News From Masters
As you approach the Fonseca Center these days, you’ll see the faces of 31 Masters students gazing at you from the second-floor windows. The photo display is a collective portrait project by the grade 9 digital photo classes.
The students began their Inside/Out project in January, working in pairs. “They collaborated in their roles both as subject and as artist,” says Upper School art teacher Cheryl Hajjar. “They had to have several conversations about how they wanted to be portrayed and how they wanted to portray others.”
“For the Inside/Out project the aim was specific,” Ms. Hajjar adds. “It was about showing a diverse student body in a caring community where each member brings a unique persona to the community.”
The photos were printed on translucent paper in order to be seen from both inside and outside the Fonseca Center. Ms. Hajjar says that the front of the Center was chosen as the installation site “because the architecture of the building, especially with its large panes of glass, is so conducive to the concept. We also wanted to install the photos in a spot that is accessible to the most people: students, faculty, staff, Board members, students from other schools, alums, and visitors.”
A reception for the artists will be held on the second floor of the Fonseca Center from 4:30-5:30 PM on Friday, April 21. All are invited to attend the reception to meet the artists and discuss the project.

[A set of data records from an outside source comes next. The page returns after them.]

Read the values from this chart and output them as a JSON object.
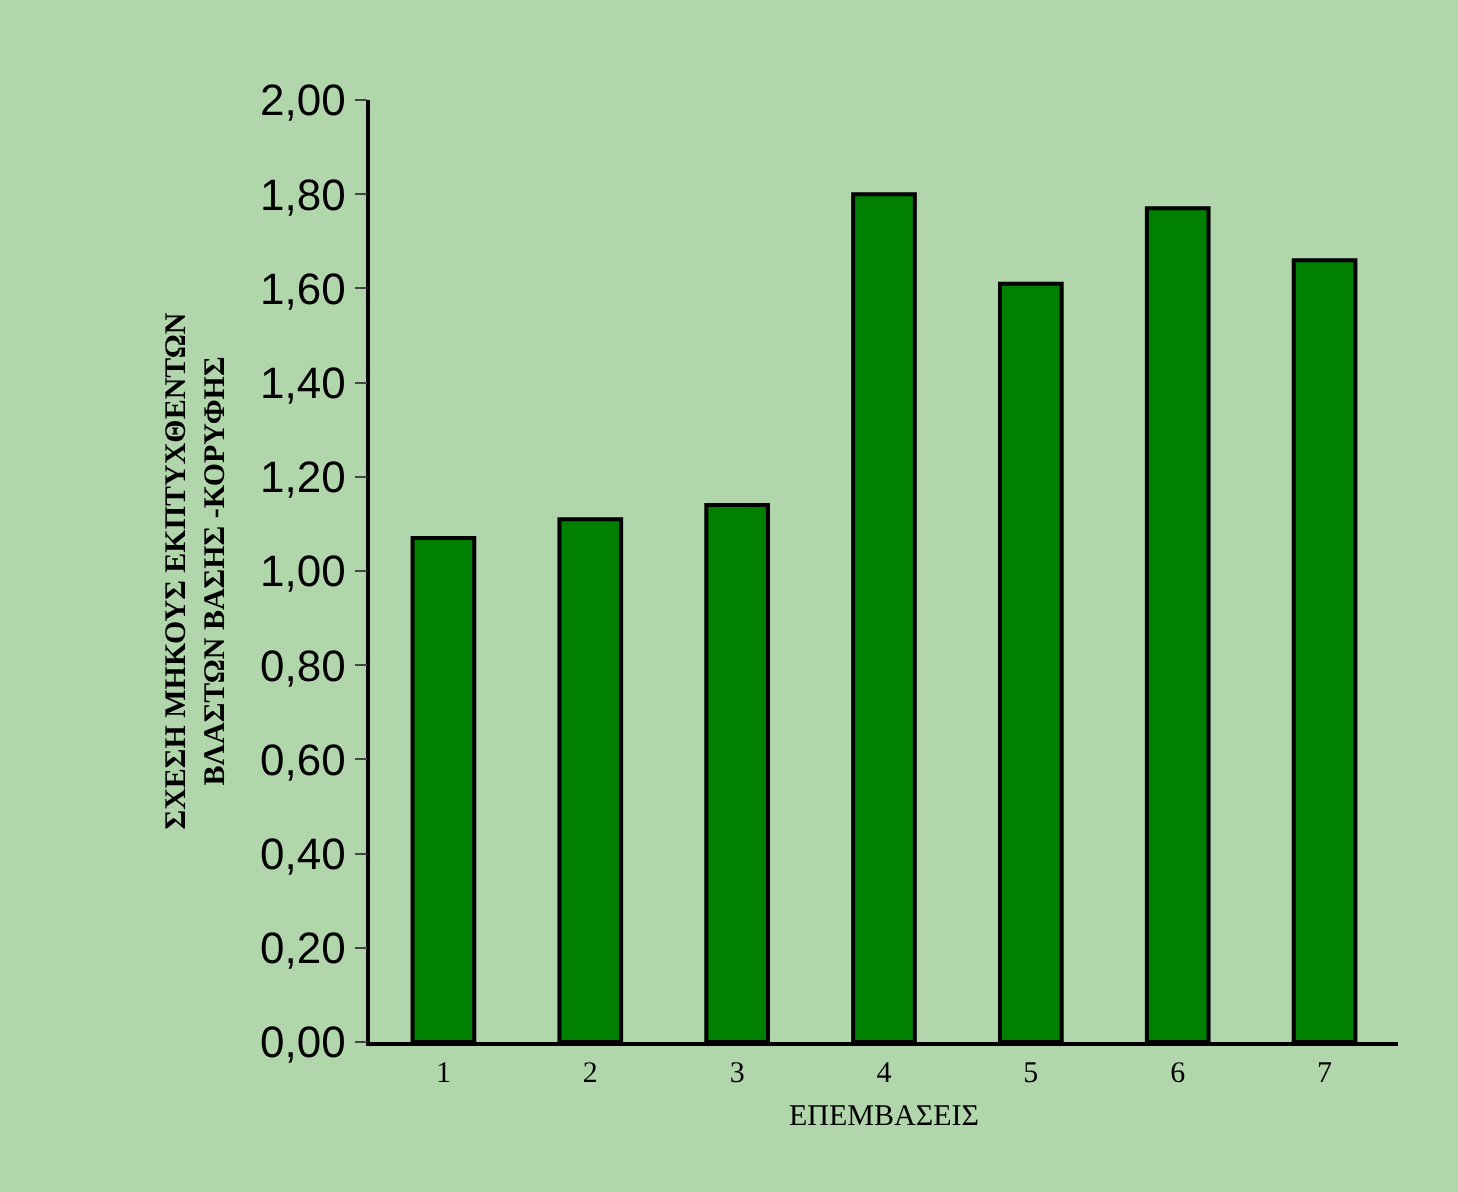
{
  "chart_data": {
    "type": "bar",
    "xlabel": "ΕΠΕΜΒΑΣΕΙΣ",
    "ylabel": "ΣΧΕΣΗ ΜΗΚΟΥΣ ΕΚΠΤΥΧΘΕΝΤΩΝ\nΒΛΑΣΤΩΝ ΒΑΣΗΣ -ΚΟΡΥΦΗΣ",
    "categories": [
      "1",
      "2",
      "3",
      "4",
      "5",
      "6",
      "7"
    ],
    "values": [
      1.07,
      1.11,
      1.14,
      1.8,
      1.61,
      1.77,
      1.66
    ],
    "color": "#008000",
    "ylim": [
      0,
      2
    ],
    "yticks": [
      {
        "value": 0,
        "label": "0,00"
      },
      {
        "value": 0.2,
        "label": "0,20"
      },
      {
        "value": 0.4,
        "label": "0,40"
      },
      {
        "value": 0.6,
        "label": "0,60"
      },
      {
        "value": 0.8,
        "label": "0,80"
      },
      {
        "value": 1.0,
        "label": "1,00"
      },
      {
        "value": 1.2,
        "label": "1,20"
      },
      {
        "value": 1.4,
        "label": "1,40"
      },
      {
        "value": 1.6,
        "label": "1,60"
      },
      {
        "value": 1.8,
        "label": "1,80"
      },
      {
        "value": 2.0,
        "label": "2,00"
      }
    ]
  }
}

Through their photo installation, the students are taking part in a global participatory art project called Inside Out. Inspired by the large‐format street "pastings" created by an artist known as JR, “Inside Out gives everyone the opportunity to share their portrait and make a statement for what they stand for,” according to the project’s website. “It is a global platform for people to share their untold stories and transform messages of personal identity into works of public art. Each Inside Out group action around the world is documented, archived and exhibited online. Over 260,000 people have participated in 129 countries.”
Ms. Hajjar says she has asked for permission to upload an image of the ninth graders’ installation to the Inside Out Project website for possible inclusion in the worldwide project.